Sun Pharm. Indus. v. Eli Lilly & Co., No. 2010-1105 (Fed. Cir. 2010)
By a vote of 5-4, the Federal Circuit on Monday denied Eli Lilly's petition for panel rehearing or rehearing en banc from the court's July decision that affirmed the invalidity of Lilly's U.S. Patent No. 5,426,826 for obviousness-type double patenting. Judge Newman was joined by Judges Rader, Lourie and Linn in dissent.
In addition to the '826 patent, which claims the use of gemcitibine for treating cancer, Lilly owns U.S. Patent No. 4,808,614, which claims the gemcitibine compound. The '614 patent discloses, but does not claim, the anticancer utility of gemcitibine. The Federal Circuit panel decision in July, authored by Judge Prost and joined by Judges Bryson and Gajarsa, affirmed the invalidity of the '826 patent on grounds of obviousness-type double patenting, stating that "[t]he asserted claims of the later '826 patent simply claim the anticancer use disclosed in the specification of the '614 patent."
In dissent, Judge Newman cited numerous precedents of the Federal Circuit and its predecessor court for establishing the rule that "double-patenting is altogether a matter of what is claimed." She concluded, "Uniformly, unlike examination for obviousness based on prior art, the issue of obviousness-type double patenting is directed to whether the invention claimed in a later patent is an obvious variant of the invention claimed in an earlier patent. The panel opinion violates a vast body of precedent."
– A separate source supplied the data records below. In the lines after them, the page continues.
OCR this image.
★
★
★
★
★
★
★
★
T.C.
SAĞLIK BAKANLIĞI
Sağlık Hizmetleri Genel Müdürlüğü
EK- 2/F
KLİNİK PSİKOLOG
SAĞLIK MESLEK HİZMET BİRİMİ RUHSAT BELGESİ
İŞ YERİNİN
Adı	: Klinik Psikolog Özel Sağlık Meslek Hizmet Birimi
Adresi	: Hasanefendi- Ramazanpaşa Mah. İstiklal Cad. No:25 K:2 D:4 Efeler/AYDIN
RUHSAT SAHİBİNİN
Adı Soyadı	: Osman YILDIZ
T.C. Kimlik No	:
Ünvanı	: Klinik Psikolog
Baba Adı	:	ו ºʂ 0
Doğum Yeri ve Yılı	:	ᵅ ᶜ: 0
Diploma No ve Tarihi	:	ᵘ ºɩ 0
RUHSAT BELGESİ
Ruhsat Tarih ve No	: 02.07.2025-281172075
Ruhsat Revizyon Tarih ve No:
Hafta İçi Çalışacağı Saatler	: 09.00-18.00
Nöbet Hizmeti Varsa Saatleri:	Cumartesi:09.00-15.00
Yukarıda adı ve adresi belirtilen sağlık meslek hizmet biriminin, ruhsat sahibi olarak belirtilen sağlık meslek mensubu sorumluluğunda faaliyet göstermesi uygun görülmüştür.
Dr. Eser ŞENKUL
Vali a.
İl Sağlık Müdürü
The case attracted the attention of several amici curiae, including BIO, PhRMA, Teva and Washington Legal Foundation. Judge Newman cited a portion of BIO's amicus brief to emphasize the importance of method-of-use patents to the pharmaceutical industry:
BIO's members routinely engage in continuing research on basic biotechnology inventions even after initial patent applications have been filed. Often, such research reveals something new about a basic invention, including better and unexpected new ways of using it that require patent protection for their commercial development.
Judge Newman concluded with a rebuke of the panel for changing the law of double patenting without en banc consideration. She stated:
If the majority of the court now believes, as a matter of policy, that the law should be changed in this new direction, en banc treatment is particularly appropriate, for the court's rule is that the earlier precedent prevails unless overruled en banc. A situation in which the court ignores this rule, and applies whatever law the panel prefers, is an indictment of the ability of this court to provide stable law in the areas entrusted to us.